From Lebanon to Tokyo: LDS Women Share Personal, Inspiring Ways Relief Society Influenced Their Lives

What a great way to celebrate the 175th anniversary of the Relief Society and show how this inspired organization has changed the lives of women around the world. 

On March 17, 1842, 20 women gathered in the upper floor of the red brick store as the Prophet Joseph Smith, holding the keys of priesthood authority on the earth, organized the Relief Society. Today, the Relief Society embraces more than 7.1 million women throughout 188 countries.

On the eve of the organization’s 175th anniversary, women from around the world share what it means to belong to “the Lord’s organization for women” and how it blesses their lives.

To mark this historic milestone, the Church News is collecting experiences, feelings or insights from LDS women about Relief Society and what it means to belong to this worldwide sisterhood. Please send your comments to Rachel Sterzer by email (rsterzer@deseretnews.com) or postal service (LDS Church News, 55 North 300 West, Salt Lake City, UT 84107).

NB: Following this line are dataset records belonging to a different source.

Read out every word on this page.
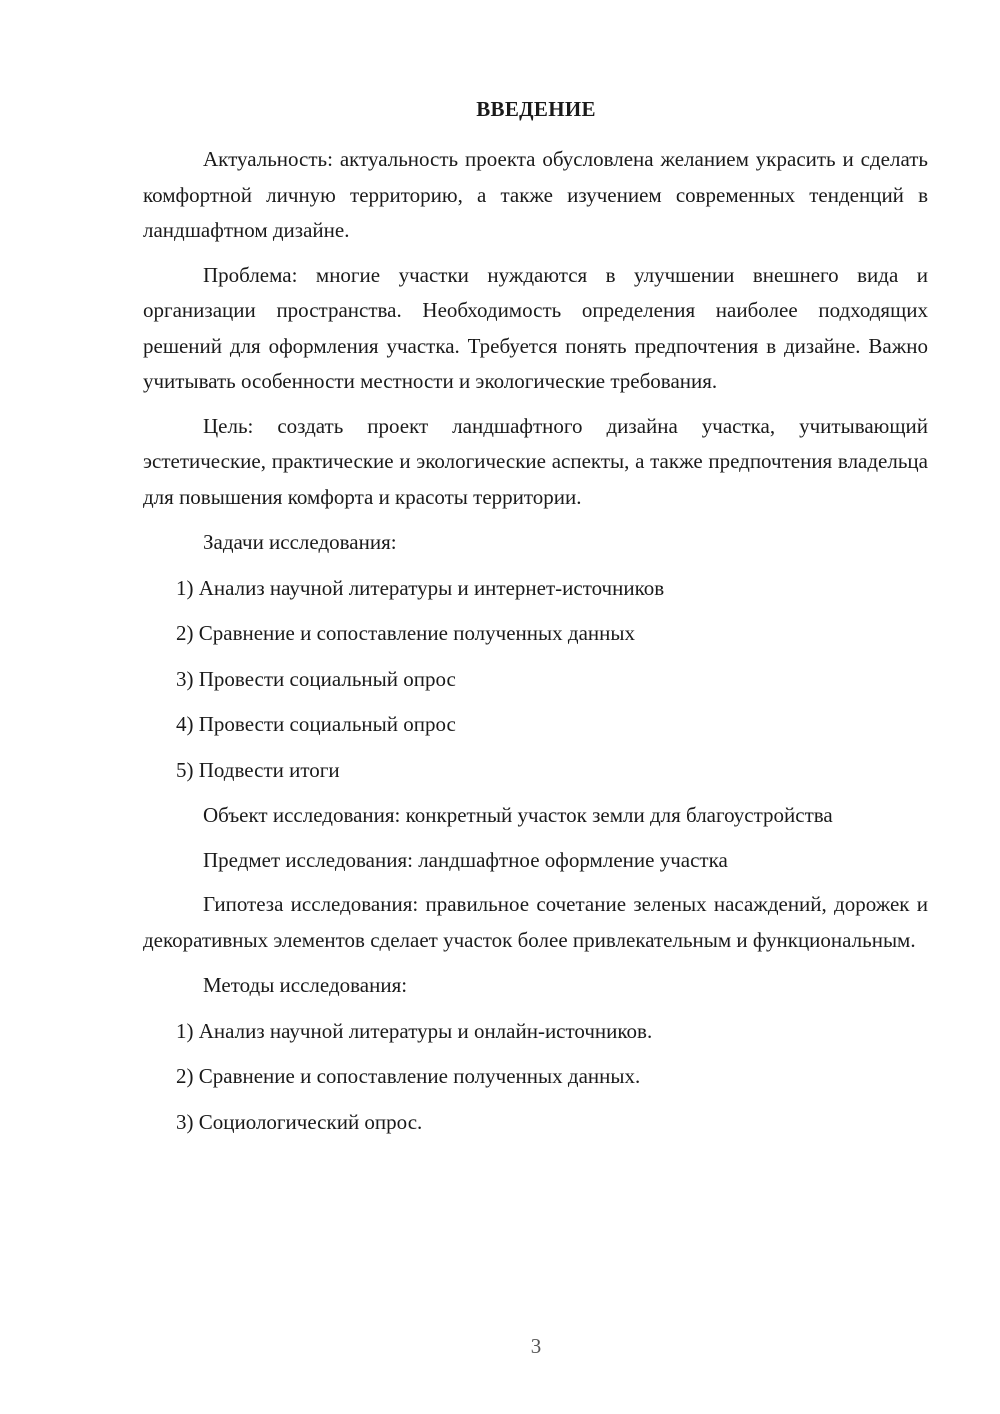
ВВЕДЕНИЕ

Актуальность: актуальность проекта обусловлена желанием украсить и сделать комфортной личную территорию, а также изучением современных тенденций в ландшафтном дизайне.

Проблема: многие участки нуждаются в улучшении внешнего вида и организации пространства. Необходимость определения наиболее подходящих решений для оформления участка. Требуется понять предпочтения в дизайне. Важно учитывать особенности местности и экологические требования.

Цель: создать проект ландшафтного дизайна участка, учитывающий эстетические, практические и экологические аспекты, а также предпочтения владельца для повышения комфорта и красоты территории.

Задачи исследования:

1) Анализ научной литературы и интернет-источников

2) Сравнение и сопоставление полученных данных

3) Провести социальный опрос

4) Провести социальный опрос

5) Подвести итоги

Объект исследования: конкретный участок земли для благоустройства

Предмет исследования: ландшафтное оформление участка

Гипотеза исследования: правильное сочетание зеленых насаждений, дорожек и декоративных элементов сделает участок более привлекательным и функциональным.

Методы исследования:

1) Анализ научной литературы и онлайн-источников.

2) Сравнение и сопоставление полученных данных.

3) Социологический опрос.

3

(Eveline Krell of the Belgrano Ward, Buenos Aires Belgrano Argentina Stake | Photo courtesy Eveline Krell)

Eveline Krell

Belgrano Ward, Buenos Aires Belgrano Argentina Stake

Relief Society in 2017 looks to me as a reliable safety net that provides me with the support and help I need as a woman. It allows me to reach my potential in all areas of my life, such as being a mother, a professional at work, a spouse, or as a member of the community. To be surrounded by women with different talents and backgrounds never fails to amaze me. I learn so much from each of them! Certainly, I devote myself to serve in this organization because of the profound love I feel for my sisters. Service opportunities are all around, whether they could be organizing a food calendar for a new mom, enjoying a classical concert to celebrate our sisterhood, or promoting education among the youth. When I participate in Relief Society activities my faith in the Lord increases and I find joy in womanhood.

(Maroun Akiki, Roula Chalhoub, and Christopher Akiki are members of the Beirut Branch in Lebanon. | Photo Sarah Jane Weaver)

Roula Akiki

Beirut Lebanon District Relief Society president

Because of my calling, I have had the opportunity to travel to different countries in the Middle East … not only to teach the sisters the gospel, their worth in the eyes of their Heavenly Father and their responsibility to help build the Kingdom of God on earth, but also to encourage them, to listen to their worries, struggles and most of the time to wipe their tears and come up with solutions to lighten their burdens. A strong bond with these sisters has been built that will go beyond this mortal life. Their stories and trials have humbled me and made me remember my blessings whenever I felt like murmuring. I have learned a lot from them and grown to love each one of them personally as I served and taught them. After each visit, I return home leaving a part of me with my sisters. Their faces and the look in their eyes asking me to stay longer with them remain with me. I will never be the same person I was before.